Starting almost at the same time like my courses, there was and still continues to be an online Karaim language course for those living in mainstream Lithuania [the majority] and Poland, using Russian, for adults, held by an experienced English teacher [a native of Lithuania]. At the moment my Karaim course is suspended. We still have a weekly online reading with a member of the Crimean younger generation [who just moved from Crimea to Lithuania]. And this is a kind of transmission to the next generations or, simply, continuity for tribespeople who are extremely interested in Karaim issues. At the moment, this project includes the reading and philological explanatory analysis of the original autobiographical verses of the grandpa of one of the course attendees.

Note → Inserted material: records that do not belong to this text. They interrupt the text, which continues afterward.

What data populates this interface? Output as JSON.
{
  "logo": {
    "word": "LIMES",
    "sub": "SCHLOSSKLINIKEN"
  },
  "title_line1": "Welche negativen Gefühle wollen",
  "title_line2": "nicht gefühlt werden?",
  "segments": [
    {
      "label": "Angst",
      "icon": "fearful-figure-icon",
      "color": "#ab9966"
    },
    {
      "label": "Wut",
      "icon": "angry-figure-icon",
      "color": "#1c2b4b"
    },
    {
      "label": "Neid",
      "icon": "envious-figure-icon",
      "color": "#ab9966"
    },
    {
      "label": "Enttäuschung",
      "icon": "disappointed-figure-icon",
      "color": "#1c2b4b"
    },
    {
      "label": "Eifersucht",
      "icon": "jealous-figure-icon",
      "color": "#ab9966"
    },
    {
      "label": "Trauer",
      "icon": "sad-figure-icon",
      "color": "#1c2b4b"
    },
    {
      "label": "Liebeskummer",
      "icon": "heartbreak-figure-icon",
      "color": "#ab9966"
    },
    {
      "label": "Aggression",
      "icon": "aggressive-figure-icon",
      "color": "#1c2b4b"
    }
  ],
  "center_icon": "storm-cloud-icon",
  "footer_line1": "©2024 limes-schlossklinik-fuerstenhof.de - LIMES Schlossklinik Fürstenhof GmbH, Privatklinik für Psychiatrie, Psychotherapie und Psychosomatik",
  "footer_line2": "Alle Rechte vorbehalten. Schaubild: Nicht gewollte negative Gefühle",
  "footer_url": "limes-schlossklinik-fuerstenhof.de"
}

The inherited written family work mentioned above is typed in Latin letters, and was never discovered or discussed before, while, at the same time, both sides — the course leader and attendee — can experience this unexpected feeling of the language of their ancestors, which can make feel them a part of  continuity of the miraculous effort to keep the language alive. In recent years, there has been a lot of research  in Turkey and Poland making priceless contributions to Karaim language acquisition. One of the greatest projects of documentation of written Karaim heritage is being implemented in Poland in the framework of a larger European project, and is going to be finished in 2024. It includes the different Bible translations into Karaim dating back to the 18th or even 17th century.

Photo taken by Filip Noubel and used with permission.

RV: What are your motivations for seeing your language present in digital spaces?

R: The most inspiring motive should be the feeling of being proud and sense of dignity of the inherited ancestral language — one's mother tongue — which survives and continues to live for almost six centuries in an unwritten manner, in a totally different environments; the language which conserves in it the most archaic and pure genuine Turkic lexical units.

RV: Describe some of the challenges that prevent your language from being fully utilized online?

R: The main reason that prevents Karaim language from being utilized online is the absence of motives, intentions and keen desire in even small numbers of individuals. The challenges are not only in the lack of or extremely small numbers of Karaim language learners. When one grows up in the family of pure Karaims [blood related], and even grandparents, and their descendants [parents] don't make even the slightest moves towards the use and explanation of their cultural heritage — language, customs etc. — and, on the contrary, are just trying to neglect and cover their own cultural identities.